Mixing: balancing voice, music, and sound-design

  • Prioritize the voice: music beds and effects should not compete with intelligibility.
  • Use sidechain ducking (auto-duck) on music: compress or lower music when voice is present.
  • EQ carve spaces: reduce frequencies in music that conflict with speech intelligibility (e.g., cut 2–5 kHz in music slightly).
  • Monitor at multiple volumes and with different playback systems (headphones, laptop speakers, phone) to ensure translation.

Mastering and loudness standards

Finalize for your distribution platform:

  • Podcasts: target integrated loudness around -16 LUFS (Apple/Spotify recommended) for stereo, or -19 LUFS for mono; short-term peaks should not exceed -1 dBTP (true peak).
  • Music streaming: platforms often target around -14 LUFS; check platform-specific loudness matching.
  • YouTube: around -13 to -14 LUFS is common.
  • Normalize or apply a limiter to control peaks; avoid excessive limiting which creates pumping or audible distortion.

Export settings:

  • Format: WAV or FLAC for archival/master; MP3 (320 kbps) or AAC for delivery if file size matters.
  • Sample rate/bit depth: retain 48 kHz / 24-bit where possible; downsample only if required by the platform.

Common problems and quick fixes

  • Background hiss: use gentle noise reduction with a precise noise profile; consider spectral denoise for persistent hiss.
  • Mouth clicks: spectral repair and click removal.
  • Plosives: high-pass filter plus automated click/plosive removal; in future, use a pop filter and mic technique.
  • Room echo: use gating only when appropriate; heavy reverberation is hard to remove—re-record if possible or use dereverberation tools.

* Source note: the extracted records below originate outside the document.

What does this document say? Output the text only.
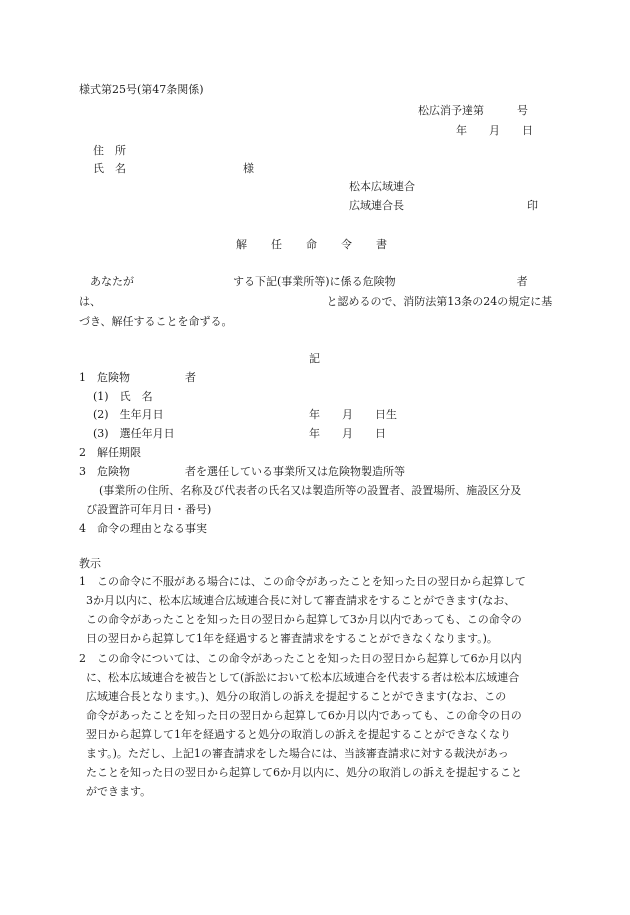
様式第25号(第47条関係)
松広消予達第　　　号
年　　月　　日
住　所
氏　名	様
松本広域連合
広域連合長	印
解 任 命 令 書
　あなたが　　　　　　　　　する下記(事業所等)に係る危険物　　　　　　　　　　　者
は、　　　　　　　　　　　　　　　　　　　　　と認めるので、消防法第13条の24の規定に基
づき、解任することを命ずる。
記
1　危険物　　　　　者
(1)　氏　名
(2)　生年月日	年　　月　　日生
(3)　選任年月日	年　　月　　日
2　解任期限
3　危険物　　　　　者を選任している事業所又は危険物製造所等
(事業所の住所、名称及び代表者の氏名又は製造所等の設置者、設置場所、施設区分及
び設置許可年月日・番号)
4　命令の理由となる事実
教示
1 　この命令に不服がある場合には、この命令があったことを知った日の翌日から起算して
3か月以内に、松本広域連合広域連合長に対して審査請求をすることができます(なお、
この命令があったことを知った日の翌日から起算して3か月以内であっても、この命令の
日の翌日から起算して1年を経過すると審査請求をすることができなくなります。)。
2 　この命令については、この命令があったことを知った日の翌日から起算して6か月以内
に、松本広域連合を被告として(訴訟において松本広域連合を代表する者は松本広域連合
広域連合長となります。)、処分の取消しの訴えを提起することができます(なお、この
命令があったことを知った日の翌日から起算して6か月以内であっても、この命令の日の
翌日から起算して1年を経過すると処分の取消しの訴えを提起することができなくなり
ます。)。ただし、上記1の審査請求をした場合には、当該審査請求に対する裁決があっ
たことを知った日の翌日から起算して6か月以内に、処分の取消しの訴えを提起すること
ができます。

Workflow checklist (quick)

  • Record at 48 kHz / 24-bit, maintain good mic technique.
  • Save raw takes; work on copies.
  • Remove noise, clicks, and hum.
  • Edit content, remove fillers, add crossfades.
  • EQ for clarity, compress for consistent level.
  • De-ess sibilance; add subtle reverb/saturation if desired.
  • Balance voice with music; apply final limiter.
  • Export to appropriate loudness and file format.

Final tips

  • Reference tracks: compare your audio to professional productions to set tone and loudness.
  • Less is often more: subtle processing typically yields more natural results.
  • Practice ear training: learn to hear problematic frequencies and artifacts.
  • Backup projects and label versions (raw, edited, final) to avoid accidental loss.
  • Automate repetitive tasks with presets and batch processing when working on series production.

By focusing on solid capture, careful cleanup, intentional processing, and the right loudness for your platform, Super Audio Editor can produce consistently clean, professional-sounding audio. With practice and reference listening, you’ll develop efficient workflows and sonic judgment that match or exceed broadcast standards.